Concerning the March for Justice, Council members agreed that it was a worthwhile and momentous occasion.

“I am very pleased that it was peaceful and glad that they did because they need to get their point across,” Paul Viele said. “Everyone needs to be treated equal and fairly.”

Viele and the other council members mentioned health reasons for not being able to attend, citing COVID-19 concerns, but all said they wish to engage in further conversations.

Patti Pacino called the march “fabulous.”

“They were peaceful and they cared and they meant what they said,” she said. “I’m all for it and I’m very proud that it went off so well in our city. I know many people who were there, and they said the feeling was good.”

She added that people’s feelings cannot be taken lightly.


“I think it brought the point home to a lot of people that this is serious; this is a real thing. It’s not just people griping,” she said.

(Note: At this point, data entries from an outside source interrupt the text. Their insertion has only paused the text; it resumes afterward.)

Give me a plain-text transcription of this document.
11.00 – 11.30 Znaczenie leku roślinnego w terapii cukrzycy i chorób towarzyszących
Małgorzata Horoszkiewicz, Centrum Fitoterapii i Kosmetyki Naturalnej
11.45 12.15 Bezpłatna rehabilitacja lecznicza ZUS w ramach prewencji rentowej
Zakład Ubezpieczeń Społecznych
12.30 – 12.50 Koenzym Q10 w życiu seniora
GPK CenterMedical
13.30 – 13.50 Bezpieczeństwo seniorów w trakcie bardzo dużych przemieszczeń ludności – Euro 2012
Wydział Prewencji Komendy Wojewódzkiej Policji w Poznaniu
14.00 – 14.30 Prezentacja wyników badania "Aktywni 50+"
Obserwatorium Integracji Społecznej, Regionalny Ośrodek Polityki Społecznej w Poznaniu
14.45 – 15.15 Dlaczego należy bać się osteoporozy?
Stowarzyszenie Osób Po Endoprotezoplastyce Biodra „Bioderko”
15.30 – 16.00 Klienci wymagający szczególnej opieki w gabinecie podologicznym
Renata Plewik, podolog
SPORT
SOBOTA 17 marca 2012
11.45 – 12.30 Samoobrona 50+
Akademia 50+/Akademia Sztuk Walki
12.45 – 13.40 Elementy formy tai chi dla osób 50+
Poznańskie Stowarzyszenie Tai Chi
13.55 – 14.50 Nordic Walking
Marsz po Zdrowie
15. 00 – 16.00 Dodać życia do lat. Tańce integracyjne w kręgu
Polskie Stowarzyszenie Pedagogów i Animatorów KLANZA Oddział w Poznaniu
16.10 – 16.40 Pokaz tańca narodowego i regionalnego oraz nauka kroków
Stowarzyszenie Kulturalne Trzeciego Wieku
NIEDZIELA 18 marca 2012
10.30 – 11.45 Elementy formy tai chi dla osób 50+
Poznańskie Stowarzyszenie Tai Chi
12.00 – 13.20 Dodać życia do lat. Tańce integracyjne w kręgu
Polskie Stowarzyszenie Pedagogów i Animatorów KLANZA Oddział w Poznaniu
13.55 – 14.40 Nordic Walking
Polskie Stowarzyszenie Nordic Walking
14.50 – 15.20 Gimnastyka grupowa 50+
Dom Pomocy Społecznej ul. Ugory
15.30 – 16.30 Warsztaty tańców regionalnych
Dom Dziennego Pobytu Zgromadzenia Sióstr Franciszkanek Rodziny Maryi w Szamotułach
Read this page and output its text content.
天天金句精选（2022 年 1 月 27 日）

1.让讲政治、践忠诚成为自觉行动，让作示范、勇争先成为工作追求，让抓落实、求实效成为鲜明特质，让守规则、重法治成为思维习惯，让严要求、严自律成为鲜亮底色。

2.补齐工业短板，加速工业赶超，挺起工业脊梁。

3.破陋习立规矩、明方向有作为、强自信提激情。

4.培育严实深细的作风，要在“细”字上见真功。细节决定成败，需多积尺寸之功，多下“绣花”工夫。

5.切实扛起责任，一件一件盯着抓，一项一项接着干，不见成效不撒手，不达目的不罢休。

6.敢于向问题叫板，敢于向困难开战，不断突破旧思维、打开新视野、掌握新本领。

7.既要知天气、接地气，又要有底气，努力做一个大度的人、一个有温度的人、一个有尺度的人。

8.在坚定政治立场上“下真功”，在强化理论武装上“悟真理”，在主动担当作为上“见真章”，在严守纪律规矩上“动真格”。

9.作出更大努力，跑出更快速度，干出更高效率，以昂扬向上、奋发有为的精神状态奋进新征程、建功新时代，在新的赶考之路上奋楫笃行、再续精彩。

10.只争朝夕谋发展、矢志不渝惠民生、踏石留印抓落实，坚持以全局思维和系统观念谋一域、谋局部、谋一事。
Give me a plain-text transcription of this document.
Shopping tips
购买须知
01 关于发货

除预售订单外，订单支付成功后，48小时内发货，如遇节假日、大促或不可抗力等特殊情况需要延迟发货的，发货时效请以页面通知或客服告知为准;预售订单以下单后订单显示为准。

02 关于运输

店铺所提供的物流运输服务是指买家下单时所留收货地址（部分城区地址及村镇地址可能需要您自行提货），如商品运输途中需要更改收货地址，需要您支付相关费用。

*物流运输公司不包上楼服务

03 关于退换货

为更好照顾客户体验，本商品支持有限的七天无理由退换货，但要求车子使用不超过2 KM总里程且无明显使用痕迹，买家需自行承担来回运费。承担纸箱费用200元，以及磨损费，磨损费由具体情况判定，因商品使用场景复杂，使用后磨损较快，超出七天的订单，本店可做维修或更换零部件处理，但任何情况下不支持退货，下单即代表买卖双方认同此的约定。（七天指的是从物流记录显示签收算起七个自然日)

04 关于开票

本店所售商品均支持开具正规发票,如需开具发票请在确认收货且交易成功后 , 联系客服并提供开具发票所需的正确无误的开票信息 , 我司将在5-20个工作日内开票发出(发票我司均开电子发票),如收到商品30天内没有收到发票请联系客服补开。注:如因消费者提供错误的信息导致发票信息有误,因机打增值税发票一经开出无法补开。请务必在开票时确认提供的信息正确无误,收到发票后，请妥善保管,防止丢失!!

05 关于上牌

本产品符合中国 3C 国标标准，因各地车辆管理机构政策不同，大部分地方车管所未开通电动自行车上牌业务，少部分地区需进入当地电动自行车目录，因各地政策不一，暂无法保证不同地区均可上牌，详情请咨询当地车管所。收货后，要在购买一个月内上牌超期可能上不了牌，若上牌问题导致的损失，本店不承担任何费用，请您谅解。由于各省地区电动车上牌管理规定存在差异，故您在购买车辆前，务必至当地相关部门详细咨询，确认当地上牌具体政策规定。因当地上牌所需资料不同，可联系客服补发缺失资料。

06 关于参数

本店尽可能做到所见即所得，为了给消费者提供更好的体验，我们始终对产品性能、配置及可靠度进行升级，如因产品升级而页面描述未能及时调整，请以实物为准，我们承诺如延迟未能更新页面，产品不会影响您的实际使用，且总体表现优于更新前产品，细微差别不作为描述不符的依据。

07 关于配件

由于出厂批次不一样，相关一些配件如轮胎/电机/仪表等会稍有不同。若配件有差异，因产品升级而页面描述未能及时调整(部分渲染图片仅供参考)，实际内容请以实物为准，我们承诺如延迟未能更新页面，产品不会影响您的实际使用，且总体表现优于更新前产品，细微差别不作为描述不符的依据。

Christian said the “Black Lives Matter march was really, really good in the City of Batavia” but didn’t think many people are being treated unjustly here.

“If you break the law, you have to pay for that – one way or another,” she said. “As for the protest, it was very well organized and very well participated by people.”

Bialkowski said he was pleased that the protest was peaceful.

“I am glad the whole thing went off without any hitches – only one arrest,” he said.

As for the other Council members, Al McGinnis said he did not want to comment, Jeremy Karas could not be reached and John Canale and Kathleen Briggs did not return phone messages. 

Jankowski reported his positive thoughts at Monday’s Council meeting, and pledged to do whatever he could to foster a better relationship between Council and Batavia’s people of color.